Treasury Secretary Steven Mnuchin questions Google’s power
Treasury Secretary Steve Mnuchin thinks Google Inc. might be too big for the good of society, echoing what other officials and businesses have been saying for some time.
In an interview with CNBC Monday, Mnuchin said the Department of Justice must look seriously at Google and other tech companies that have unprecedented power and a great impact on the economy. “I think that you have to look at the power they have,” he said, although he added that such scrutiny isn’t in his jurisdiction.
This comes on the back of a segment on “60 Minutes” called “How Did Google Get So Big?” In that show, antitrust lawyer Gary Reback said Google does indeed have a monopoly and that the company has a “mind-boggling degree of control over our entire society.”
In the interview Jeremy Stoppelman, co-founder of Yelp Inc. described how Google is such a behemoth it’s difficult for any other business to compete.

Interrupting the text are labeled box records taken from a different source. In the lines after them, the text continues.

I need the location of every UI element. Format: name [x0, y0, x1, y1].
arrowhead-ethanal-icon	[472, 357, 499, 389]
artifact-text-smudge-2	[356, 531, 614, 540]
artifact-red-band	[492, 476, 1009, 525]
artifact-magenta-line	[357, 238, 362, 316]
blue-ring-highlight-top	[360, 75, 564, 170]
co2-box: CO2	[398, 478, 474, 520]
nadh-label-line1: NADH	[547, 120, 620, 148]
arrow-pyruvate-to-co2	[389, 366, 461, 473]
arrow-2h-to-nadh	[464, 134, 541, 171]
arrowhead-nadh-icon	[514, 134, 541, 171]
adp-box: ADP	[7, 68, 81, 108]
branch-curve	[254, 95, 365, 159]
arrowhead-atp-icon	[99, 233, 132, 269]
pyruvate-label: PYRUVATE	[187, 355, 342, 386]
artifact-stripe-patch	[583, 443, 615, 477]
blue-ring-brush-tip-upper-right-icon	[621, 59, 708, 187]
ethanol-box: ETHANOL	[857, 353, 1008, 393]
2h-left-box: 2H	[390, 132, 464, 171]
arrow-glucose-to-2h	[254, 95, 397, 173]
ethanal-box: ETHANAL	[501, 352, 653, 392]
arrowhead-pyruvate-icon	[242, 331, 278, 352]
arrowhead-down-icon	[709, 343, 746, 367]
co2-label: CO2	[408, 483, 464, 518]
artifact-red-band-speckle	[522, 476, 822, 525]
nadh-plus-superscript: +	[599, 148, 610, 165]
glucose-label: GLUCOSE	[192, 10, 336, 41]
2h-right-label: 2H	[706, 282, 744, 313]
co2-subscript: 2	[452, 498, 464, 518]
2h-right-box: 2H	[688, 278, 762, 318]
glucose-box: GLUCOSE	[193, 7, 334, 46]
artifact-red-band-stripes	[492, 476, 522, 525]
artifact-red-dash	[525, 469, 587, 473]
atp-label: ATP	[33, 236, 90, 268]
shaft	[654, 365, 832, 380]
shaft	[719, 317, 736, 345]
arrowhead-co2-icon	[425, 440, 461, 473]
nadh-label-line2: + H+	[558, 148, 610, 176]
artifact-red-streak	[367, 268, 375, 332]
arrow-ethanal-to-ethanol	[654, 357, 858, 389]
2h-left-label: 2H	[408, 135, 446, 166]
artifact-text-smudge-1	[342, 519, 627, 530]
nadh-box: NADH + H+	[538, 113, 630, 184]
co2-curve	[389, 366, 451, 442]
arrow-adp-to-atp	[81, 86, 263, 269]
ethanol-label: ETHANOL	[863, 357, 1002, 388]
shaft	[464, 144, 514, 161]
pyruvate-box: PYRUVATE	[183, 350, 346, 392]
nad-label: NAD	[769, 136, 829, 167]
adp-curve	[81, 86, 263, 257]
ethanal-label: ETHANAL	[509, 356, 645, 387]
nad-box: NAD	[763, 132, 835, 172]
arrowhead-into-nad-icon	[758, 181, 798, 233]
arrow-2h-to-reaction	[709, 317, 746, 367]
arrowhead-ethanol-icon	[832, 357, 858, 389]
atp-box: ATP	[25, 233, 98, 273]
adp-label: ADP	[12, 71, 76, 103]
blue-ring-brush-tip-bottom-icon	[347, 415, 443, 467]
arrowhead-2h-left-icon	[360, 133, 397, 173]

For years now Yelp has been a voice in the corner fighting against what it calls the Google monopoly.
“If you provide great content in one of these categories that is lucrative to Google, and seen as potentially threatening, they will snuff you out,” Stoppelman told 60 Minutes. “They will make you disappear. They will bury you.”
In 2017, Google was hit with a $2.9 billion fine from the European Commission for breaching antitrust rules, which Google challenged. On “60 Minutes,” the European Competition Commissioner Margrethe Vestager said that while she admires some of the things Google has done, she wants an end to the company’s untethered bullying.
“It’s very difficult to find the rivals,” she said. “Because on average, you’d find them only on page four in your search results.”
But it’s not only Google under the spotlight. Last month Makan Delrahim, the head of the Justice Department’s antitrust division, said at a conference that large tech companies were engaging in the art of excluding the little man and gaining control over the market.
“Antitrust enforcers may need to take a close look to see whether competition is suffering and consumers are losing out on new innovations as a result of misdeeds by a monopoly incumbent,” said Delrahim.